Wednesday, January 07, 2009

Death of the NYT a tragedy or just market forces?

I see that 131 people have already saved this article to delicious and no doubt it will become a topic for the media blogosphere.

It is this article in the Atlantic which asks

what if The New York Times goes out of business—like, this May?


Would it be a cataclysmic event that would spell the end of journalism as we know it or simply the death throws of a tired old paper which is well past its sell by date and is unable to compete in the new media market.

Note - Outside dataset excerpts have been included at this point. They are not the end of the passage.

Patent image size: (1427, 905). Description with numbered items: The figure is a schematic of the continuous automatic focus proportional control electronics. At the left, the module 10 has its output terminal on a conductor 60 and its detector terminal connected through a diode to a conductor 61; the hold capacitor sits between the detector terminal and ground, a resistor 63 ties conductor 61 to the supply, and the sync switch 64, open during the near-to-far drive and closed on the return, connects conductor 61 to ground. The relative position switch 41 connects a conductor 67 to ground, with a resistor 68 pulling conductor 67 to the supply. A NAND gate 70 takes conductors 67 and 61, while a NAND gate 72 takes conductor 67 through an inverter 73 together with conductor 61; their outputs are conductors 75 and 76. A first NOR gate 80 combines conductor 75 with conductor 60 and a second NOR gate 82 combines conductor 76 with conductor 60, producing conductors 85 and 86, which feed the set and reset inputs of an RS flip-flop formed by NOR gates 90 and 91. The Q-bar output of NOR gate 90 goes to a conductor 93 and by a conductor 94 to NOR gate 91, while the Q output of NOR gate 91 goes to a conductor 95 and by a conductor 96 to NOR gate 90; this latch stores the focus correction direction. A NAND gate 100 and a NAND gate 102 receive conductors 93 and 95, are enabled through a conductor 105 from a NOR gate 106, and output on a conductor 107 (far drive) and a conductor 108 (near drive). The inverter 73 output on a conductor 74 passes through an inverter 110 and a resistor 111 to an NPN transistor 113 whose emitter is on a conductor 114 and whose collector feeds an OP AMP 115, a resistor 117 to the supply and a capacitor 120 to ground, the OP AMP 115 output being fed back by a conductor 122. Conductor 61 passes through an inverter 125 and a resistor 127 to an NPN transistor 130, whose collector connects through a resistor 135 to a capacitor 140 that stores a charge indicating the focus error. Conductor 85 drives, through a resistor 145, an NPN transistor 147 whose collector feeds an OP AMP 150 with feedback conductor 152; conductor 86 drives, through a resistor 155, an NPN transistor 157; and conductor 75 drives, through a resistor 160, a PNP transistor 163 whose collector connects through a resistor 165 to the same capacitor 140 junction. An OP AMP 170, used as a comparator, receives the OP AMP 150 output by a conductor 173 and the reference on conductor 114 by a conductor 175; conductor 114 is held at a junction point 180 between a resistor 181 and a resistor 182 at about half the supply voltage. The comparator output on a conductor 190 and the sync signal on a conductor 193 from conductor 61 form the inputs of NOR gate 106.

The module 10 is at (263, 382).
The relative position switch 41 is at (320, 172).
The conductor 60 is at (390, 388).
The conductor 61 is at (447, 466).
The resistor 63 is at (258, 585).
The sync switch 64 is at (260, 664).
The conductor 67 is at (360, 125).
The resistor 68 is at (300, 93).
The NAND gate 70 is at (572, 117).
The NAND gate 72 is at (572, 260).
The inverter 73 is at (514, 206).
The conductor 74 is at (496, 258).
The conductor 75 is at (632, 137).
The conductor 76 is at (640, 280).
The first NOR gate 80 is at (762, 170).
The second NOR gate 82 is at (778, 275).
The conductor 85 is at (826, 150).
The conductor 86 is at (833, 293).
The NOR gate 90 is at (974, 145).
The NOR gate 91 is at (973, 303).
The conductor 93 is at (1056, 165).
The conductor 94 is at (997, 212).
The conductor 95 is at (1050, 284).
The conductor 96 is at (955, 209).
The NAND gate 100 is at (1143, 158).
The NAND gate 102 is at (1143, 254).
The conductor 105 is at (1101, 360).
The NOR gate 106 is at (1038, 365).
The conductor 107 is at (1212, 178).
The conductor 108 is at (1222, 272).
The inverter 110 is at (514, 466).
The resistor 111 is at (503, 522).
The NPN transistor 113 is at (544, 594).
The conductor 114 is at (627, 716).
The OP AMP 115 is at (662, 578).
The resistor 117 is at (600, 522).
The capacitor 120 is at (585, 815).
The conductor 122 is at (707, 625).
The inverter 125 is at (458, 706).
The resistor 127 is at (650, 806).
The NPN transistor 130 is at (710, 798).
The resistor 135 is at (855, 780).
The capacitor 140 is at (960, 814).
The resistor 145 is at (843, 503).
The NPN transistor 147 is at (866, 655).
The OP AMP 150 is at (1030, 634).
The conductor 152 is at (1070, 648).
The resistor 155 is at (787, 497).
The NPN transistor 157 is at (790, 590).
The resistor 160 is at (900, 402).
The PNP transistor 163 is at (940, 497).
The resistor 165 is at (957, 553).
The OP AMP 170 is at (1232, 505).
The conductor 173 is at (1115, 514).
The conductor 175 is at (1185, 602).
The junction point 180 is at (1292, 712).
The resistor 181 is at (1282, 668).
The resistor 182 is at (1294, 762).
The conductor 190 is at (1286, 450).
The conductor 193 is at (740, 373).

Yet ,as a potent for print journalism it is worth reading what Michael Hirschorn says

The collapse of daily print journalism will mean many things. For those of us old enough to still care about going out on a Sunday morning for our doorstop edition of The Times, it will mean the end of a certain kind of civilized ritual that has defined most of our adult lives. It will also mean the end of a certain kind of quasi-bohemian urban existence for the thousands of smart middle-class writers, journalists, and public intellectuals who have, until now, lived semi-charmed kinds of lives of the mind. And it will seriously damage the press’s ability to serve as a bulwark of democracy. Internet purists may maintain that the Web will throw up a new pro-am class of citizen journalists to fill the void, but for now, at least, there’s no online substitute for institutions that can marshal years of well-developed sourcing and reporting experience—not to mention the resources to, say, send journalists leapfrogging between Mumbai and Islamabad to decode the complexities of the India-Pakistan conflict.